La rémunération globale de 77 % des patrons du CAC 40 a bondi de plus de 40 % entre 2006 et 2007. En 2008, une étude du cabinet Hay Group faisait des patrons français des champions d’Europe en matière de rémunérations. En 2014, alors que le patron du MEDEF, Pierre Gattaz, déclare vouloir limiter les revalorisations de salaires à 1 %, la presse révèle que sa propre rémunération en tant que PDG de Radiall a augmenté de 29 % entre 2012 et 2013. En 2015, une enquête appelle à « visualiser l’indécence » : trois cents millions d’euros par an de salaires pour quelques PDG, soit l’équivalent de 206 000 emplois payés au SMIC et plus que le budget d’une ville comme Grenoble ! En 2016 enfin, Carlos Tavares, président du directoire de PSA Peugeot Citroën, ose revendiquer, avec un incroyable cynisme, le statut d’un joueur de football professionnel ou d’un pilote de Formule 1 ! Sa rémunération, passée de 2,75 millions en 2014 à 5,24 millions en 2015, couronne une gestion illustrée par des gains féroces de productivité, des gels de salaires, des pertes de RTT et 17 000 suppressions d’emplois.

On pourrait en dire autant de Renault, supprimant 8 260 emplois et faisant progresser de 6% le temps de travail depuis 2013, ou de Sanofi, dont la presse rappelle que le nouveau dirigeant a bénéficié « d’un bonus de bienvenue de 4 millions sur deux ans, sa rémunération fixe et variable n’atteignant que 4,4 millions, complétés par un pactole de 12,7 millions sous forme d’option de souscription d’actions et d’actions de performance. » Pendant ce temps, soulignent les syndicats, « on a trois plans de restructuration en cours, qui vont se traduire par un minimum de 650 suppressions d’emplois, et on craint que ça atteigne plutôt le millier ! »

On le sait, on le voit : hauts salaires patronaux et liquidations d’emplois vont du même pas. Tous ces scandales et ces gâchis sociaux suscitent l’écoeurement de l’opinion et les glissements vers l’abstention ou le vote extrême. Mais dans une France devenue un pays de bas salaires, où le SMIC ne dépasse plus que d’une centaine d’euros le seuil de pauvreté, ils nourrissent aussi, et c’est salutaire, l’action du mouvement social contre l’insuffisance criante des salaires et contre des écarts de rémunération devenus des gouffres.
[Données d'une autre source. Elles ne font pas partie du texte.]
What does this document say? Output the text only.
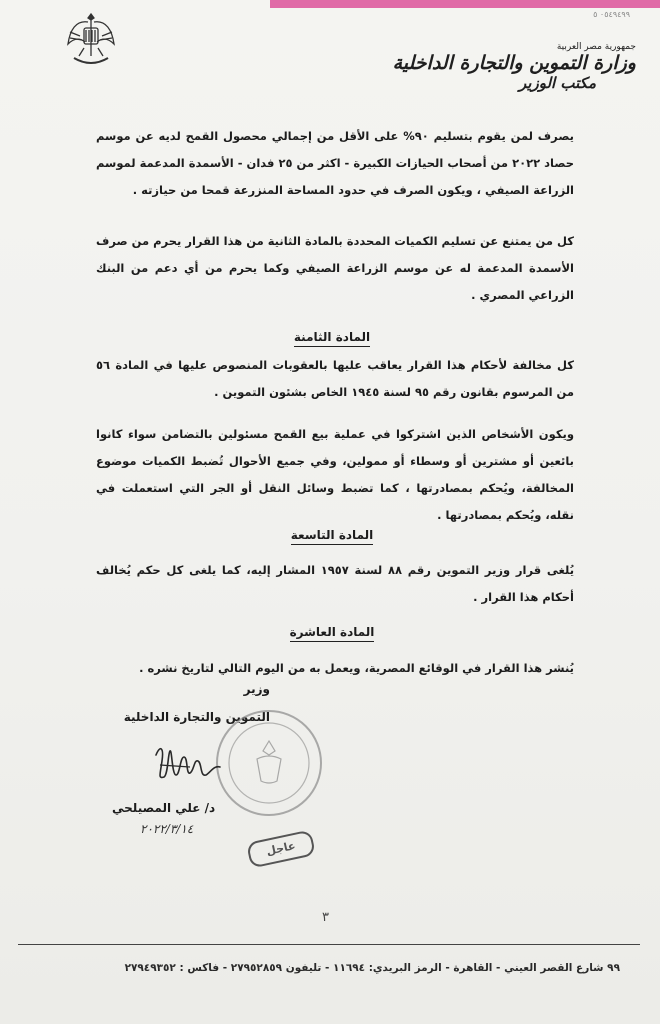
٠٥٤٩٤٩٩ ٥
جمهورية مصر العربية
وزارة التموين والتجارة الداخلية
مكتب الوزير
يصرف لمن يقوم بتسليم ٩٠% على الأقل من إجمالي محصول القمح لديه عن موسم حصاد ٢٠٢٢ من أصحاب الحيازات الكبيرة - اكثر من ٢٥ فدان - الأسمدة المدعمة لموسم الزراعة الصيفي ، ويكون الصرف في حدود المساحة المنزرعة قمحا من حيازته .
كل من يمتنع عن تسليم الكميات المحددة بالمادة الثانية من هذا القرار يحرم من صرف الأسمدة المدعمة له عن موسم الزراعة الصيفي وكما يحرم من أي دعم من البنك الزراعي المصري .
المادة الثامنة
كل مخالفة لأحكام هذا القرار يعاقب عليها بالعقوبات المنصوص عليها في المادة ٥٦ من المرسوم بقانون رقم ٩٥ لسنة ١٩٤٥ الخاص بشئون التموين .
ويكون الأشخاص الذين اشتركوا في عملية بيع القمح مسئولين بالتضامن سواء كانوا بائعين أو مشترين أو وسطاء أو ممولين، وفي جميع الأحوال تُضبط الكميات موضوع المخالفة، ويُحكم بمصادرتها ، كما تضبط وسائل النقل أو الجر التي استعملت في نقله، ويُحكم بمصادرتها .
المادة التاسعة
يُلغى قرار وزير التموين رقم ٨٨ لسنة ١٩٥٧ المشار إليه، كما يلغى كل حكم يُخالف أحكام هذا القرار .
المادة العاشرة
يُنشر هذا القرار في الوقائع المصرية، ويعمل به من اليوم التالي لتاريخ نشره .
وزير
التموين والتجارة الداخلية
د/ علي المصيلحي
٢٠٢٢/٣/١٤
عاجل
٣
٩٩ شارع القصر العيني - القاهرة - الرمز البريدي: ١١٦٩٤ - تليفون ٢٧٩٥٢٨٥٩ - فاكس : ٢٧٩٤٩٣٥٢
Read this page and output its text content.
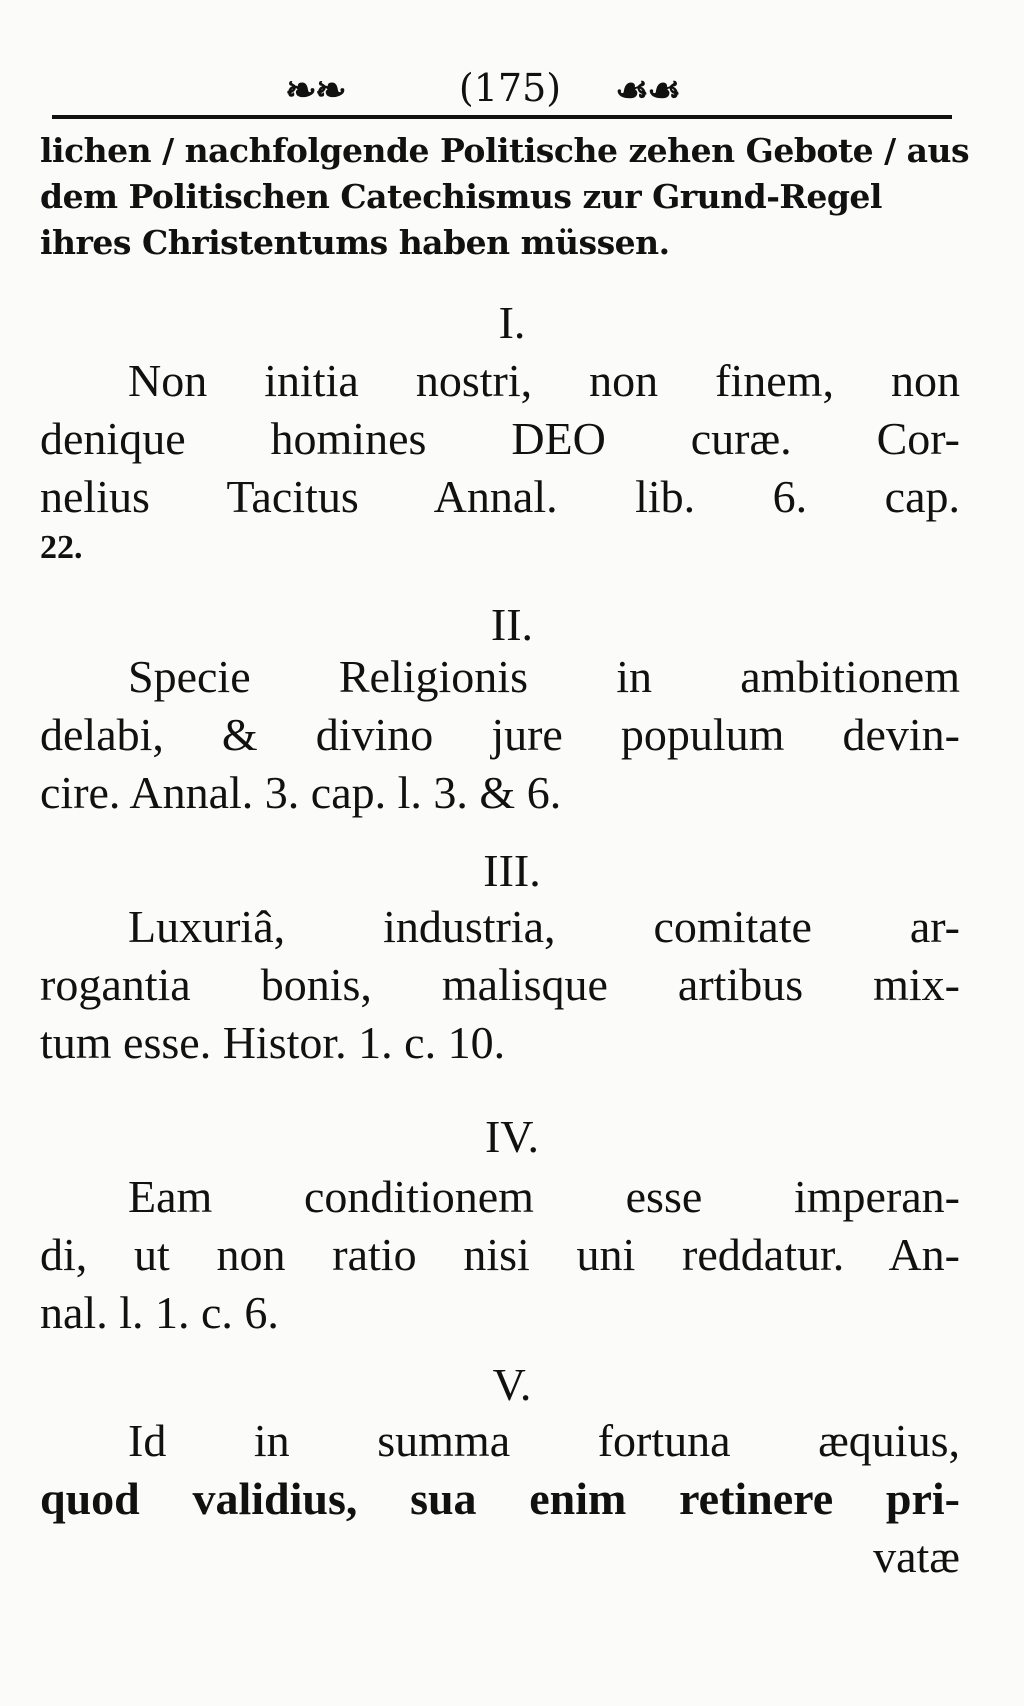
❧❧	(175)	☙☙
lichen / nachfolgende Politische zehen Gebote / aus
dem Politischen Catechismus zur Grund-Regel
ihres Christentums haben müssen.
I.
Non initia nostri, non finem, non
denique homines DEO curæ. Cor-
nelius Tacitus Annal. lib. 6. cap.
22.
II.
Specie Religionis in ambitionem
delabi, & divino jure populum devin-
cire. Annal. 3. cap. l. 3. & 6.
III.
Luxuriâ, industria, comitate ar-
rogantia bonis, malisque artibus mix-
tum esse. Histor. 1. c. 10.
IV.
Eam conditionem esse imperan-
di, ut non ratio nisi uni reddatur. An-
nal. l. 1. c. 6.
V.
Id in summa fortuna æquius,
quod validius, sua enim retinere pri-
vatæ
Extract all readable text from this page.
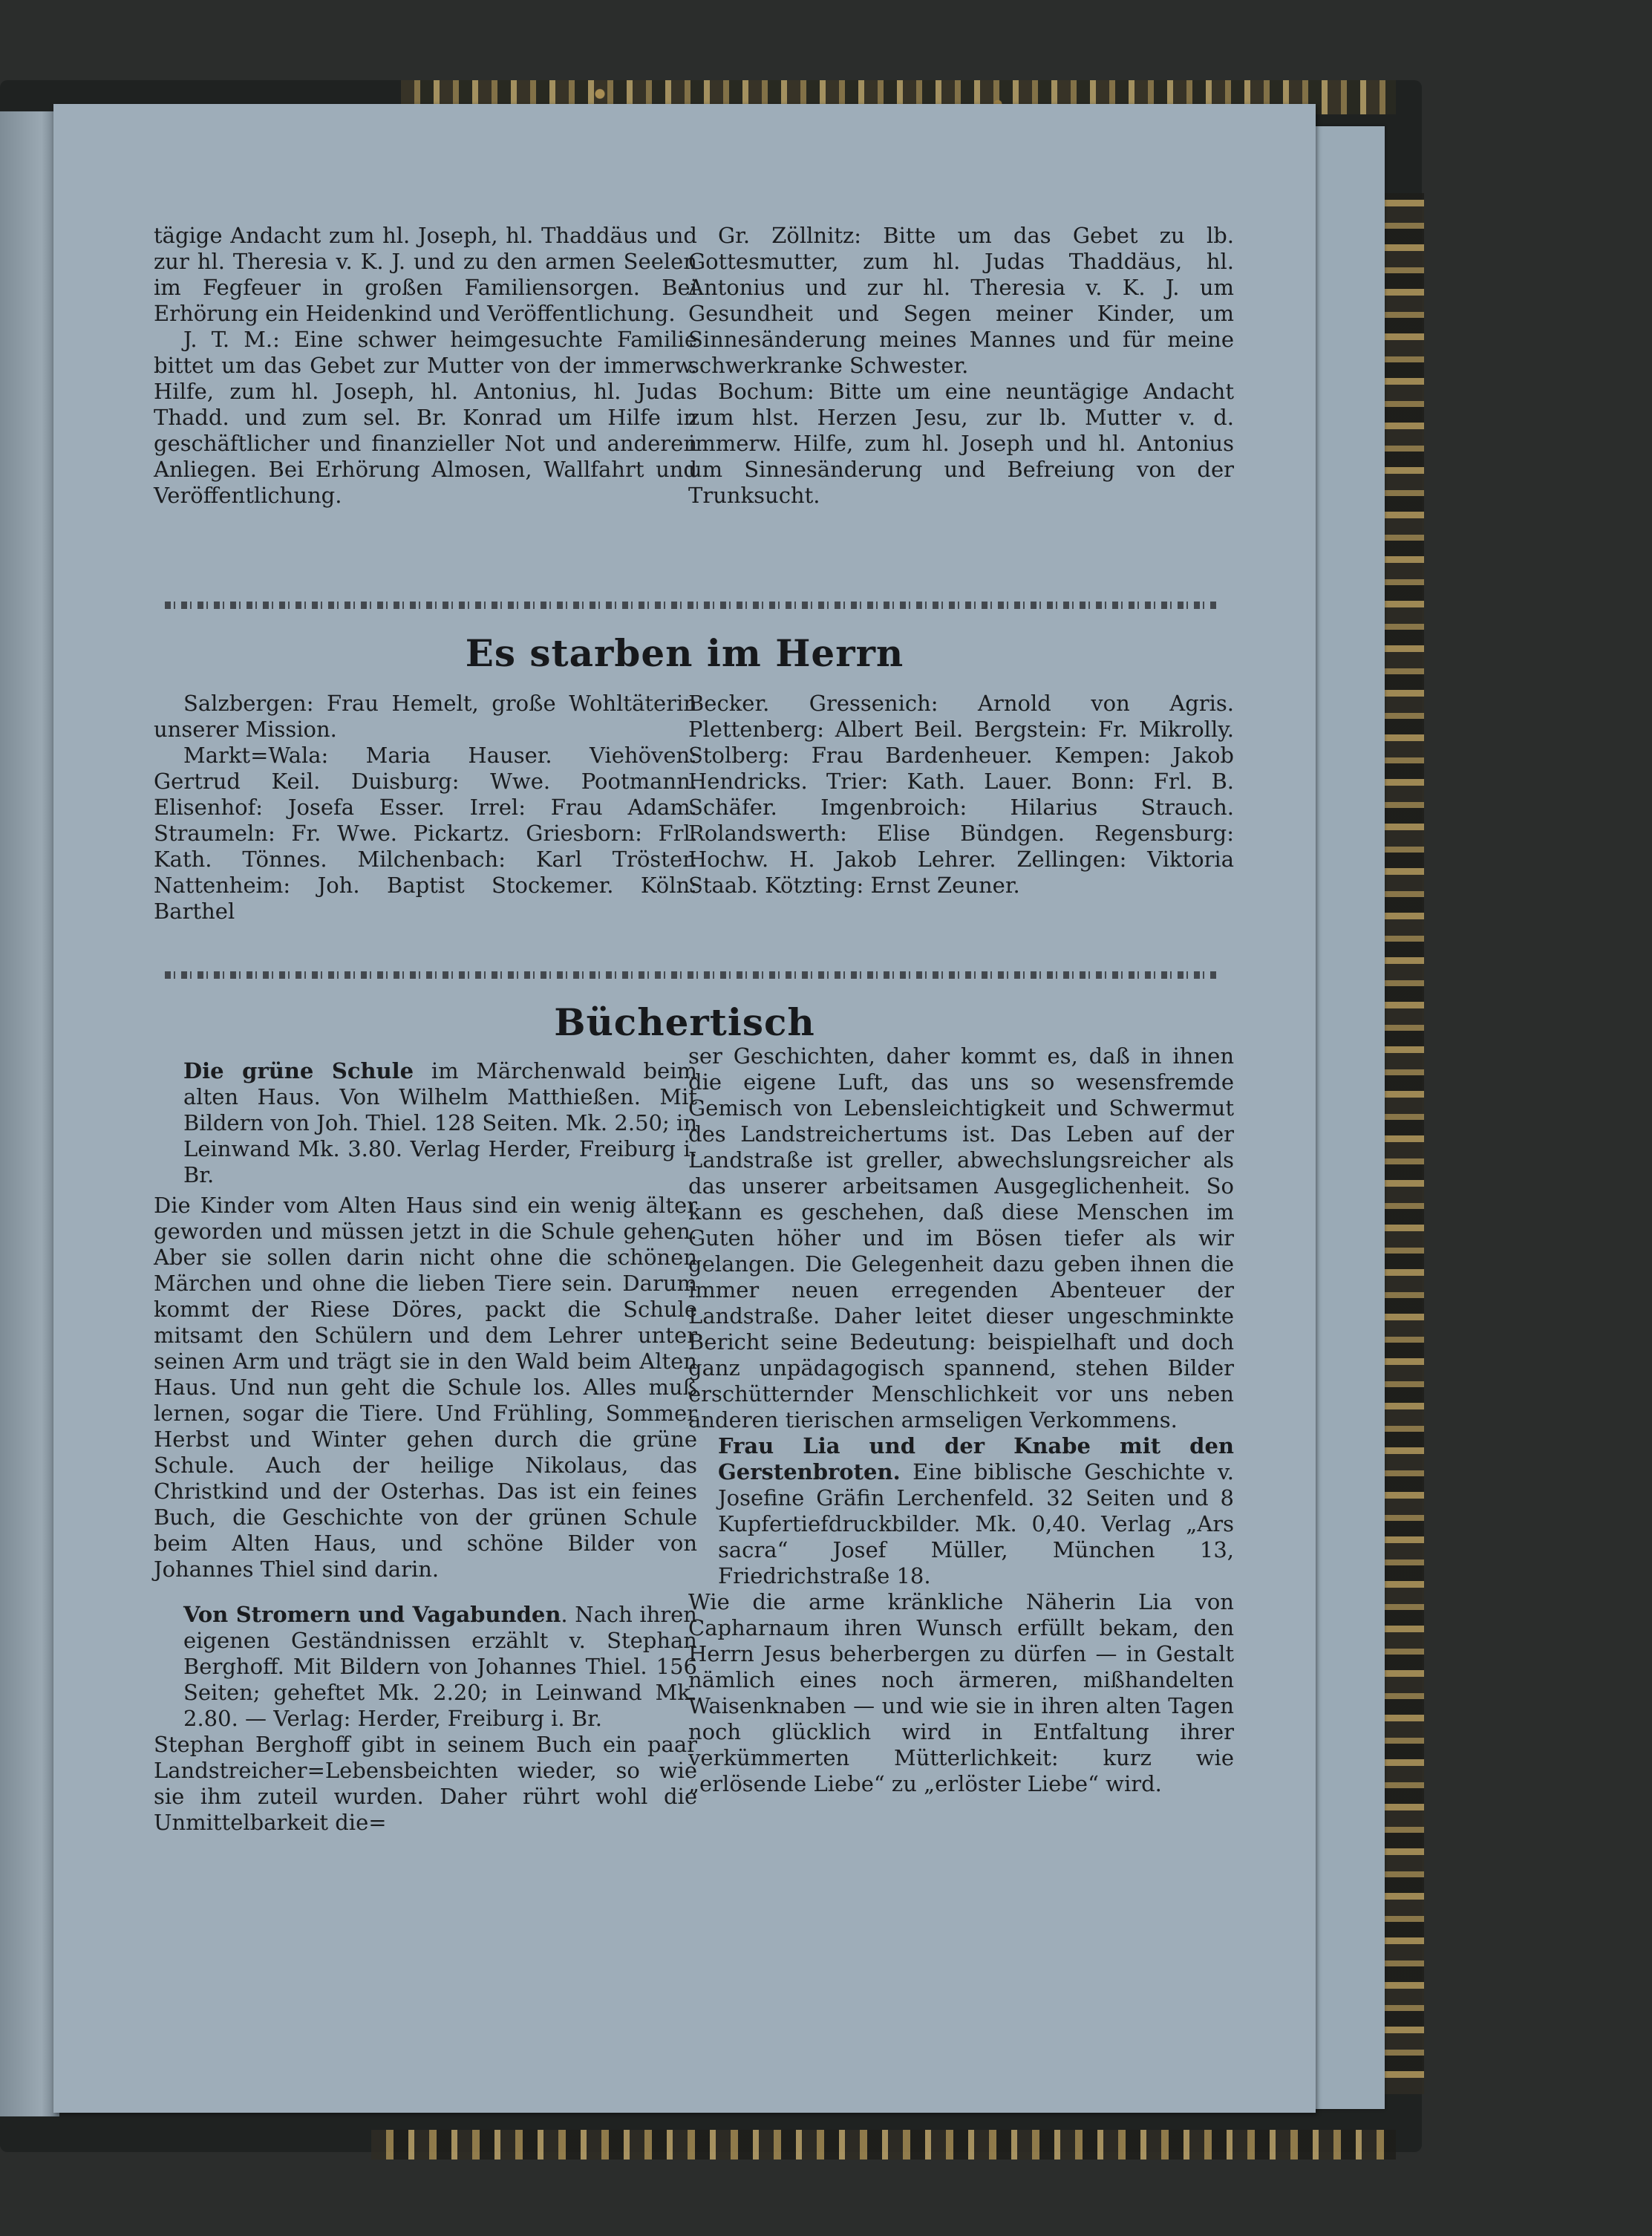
tägige Andacht zum hl. Joseph, hl. Thaddäus und zur hl. Theresia v. K. J. und zu den armen Seelen im Fegfeuer in großen Familiensorgen. Bei Erhörung ein Heidenkind und Veröffentlichung.

J. T. M.: Eine schwer heimgesuchte Familie bittet um das Gebet zur Mutter von der immerw. Hilfe, zum hl. Joseph, hl. Antonius, hl. Judas Thadd. und zum sel. Br. Konrad um Hilfe in geschäftlicher und finanzieller Not und anderen Anliegen. Bei Erhörung Almosen, Wallfahrt und Veröffentlichung.

Gr. Zöllnitz: Bitte um das Gebet zu lb. Gottesmutter, zum hl. Judas Thaddäus, hl. Antonius und zur hl. Theresia v. K. J. um Gesundheit und Segen meiner Kinder, um Sinnesänderung meines Mannes und für meine schwerkranke Schwester.

Bochum: Bitte um eine neuntägige Andacht zum hlst. Herzen Jesu, zur lb. Mutter v. d. immerw. Hilfe, zum hl. Joseph und hl. Antonius um Sinnesänderung und Befreiung von der Trunksucht.

Es starben im Herrn

Salzbergen: Frau Hemelt, große Wohltäterin unserer Mission.

Markt=Wala: Maria Hauser. Viehöven: Gertrud Keil. Duisburg: Wwe. Pootmann. Elisenhof: Josefa Esser. Irrel: Frau Adam. Straumeln: Fr. Wwe. Pickartz. Griesborn: Frl. Kath. Tönnes. Milchenbach: Karl Tröster. Nattenheim: Joh. Baptist Stockemer. Köln: Barthel

Becker. Gressenich: Arnold von Agris. Plettenberg: Albert Beil. Bergstein: Fr. Mikrolly. Stolberg: Frau Bardenheuer. Kempen: Jakob Hendricks. Trier: Kath. Lauer. Bonn: Frl. B. Schäfer. Imgenbroich: Hilarius Strauch. Rolandswerth: Elise Bündgen. Regensburg: Hochw. H. Jakob Lehrer. Zellingen: Viktoria Staab. Kötzting: Ernst Zeuner.

Büchertisch

Die grüne Schule im Märchenwald beim alten Haus. Von Wilhelm Matthießen. Mit Bildern von Joh. Thiel. 128 Seiten. Mk. 2.50; in Leinwand Mk. 3.80. Verlag Herder, Freiburg i. Br.

Die Kinder vom Alten Haus sind ein wenig älter geworden und müssen jetzt in die Schule gehen. Aber sie sollen darin nicht ohne die schönen Märchen und ohne die lieben Tiere sein. Darum kommt der Riese Döres, packt die Schule mitsamt den Schülern und dem Lehrer unter seinen Arm und trägt sie in den Wald beim Alten Haus. Und nun geht die Schule los. Alles muß lernen, sogar die Tiere. Und Frühling, Sommer Herbst und Winter gehen durch die grüne Schule. Auch der heilige Nikolaus, das Christkind und der Osterhas. Das ist ein feines Buch, die Geschichte von der grünen Schule beim Alten Haus, und schöne Bilder von Johannes Thiel sind darin.

Von Stromern und Vagabunden. Nach ihren eigenen Geständnissen erzählt v. Stephan Berghoff. Mit Bildern von Johannes Thiel. 156 Seiten; geheftet Mk. 2.20; in Leinwand Mk. 2.80. — Verlag: Herder, Freiburg i. Br.

Stephan Berghoff gibt in seinem Buch ein paar Landstreicher=Lebensbeichten wieder, so wie sie ihm zuteil wurden. Daher rührt wohl die Unmittelbarkeit die=

ser Geschichten, daher kommt es, daß in ihnen die eigene Luft, das uns so wesensfremde Gemisch von Lebensleichtigkeit und Schwermut des Landstreichertums ist. Das Leben auf der Landstraße ist greller, abwechslungsreicher als das unserer arbeitsamen Ausgeglichenheit. So kann es geschehen, daß diese Menschen im Guten höher und im Bösen tiefer als wir gelangen. Die Gelegenheit dazu geben ihnen die immer neuen erregenden Abenteuer der Landstraße. Daher leitet dieser ungeschminkte Bericht seine Bedeutung: beispielhaft und doch ganz unpädagogisch spannend, stehen Bilder erschütternder Menschlichkeit vor uns neben anderen tierischen armseligen Verkommens.

Frau Lia und der Knabe mit den Gerstenbroten. Eine biblische Geschichte v. Josefine Gräfin Lerchenfeld. 32 Seiten und 8 Kupfertiefdruckbilder. Mk. 0,40. Verlag „Ars sacra“ Josef Müller, München 13, Friedrichstraße 18.

Wie die arme kränkliche Näherin Lia von Capharnaum ihren Wunsch erfüllt bekam, den Herrn Jesus beherbergen zu dürfen — in Gestalt nämlich eines noch ärmeren, mißhandelten Waisenknaben — und wie sie in ihren alten Tagen noch glücklich wird in Entfaltung ihrer verkümmerten Mütterlichkeit: kurz wie „erlösende Liebe“ zu „erlöster Liebe“ wird.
Le phénomène des travailleurs pauvres s’amplifie. L’évolution de la législation sociale et du droit du travail s’inscrit systématiquement dans le sens d’une précarisation qui constitue le statut promis à la majorité des jeunes arrivant sur le marché du travail. Le rejet par sept Français sur dix et la contestation massive de votre projet de loi « Travail » devraient d’ailleurs conduire à une décision de bon sens : son retrait !

Un tel contexte ne fait que rendre plus dommageables encore les rendez-vous manqués ces dernières années avec l’histoire sociale de notre pays. Je pense par exemple au renoncement du Gouvernement à concrétiser l’engagement pris en 2013 par Jean-Marc Ayrault. Celui-ci, alors Premier ministre, annonçait, après la mesure positive de plafonnement des rémunérations des dirigeants des entreprises publiques, que vous avez rappelé, monsieur le ministre, « un projet de loi pour que ces mesures s’appliquent aussi aux dirigeants des grandes entreprises privées ».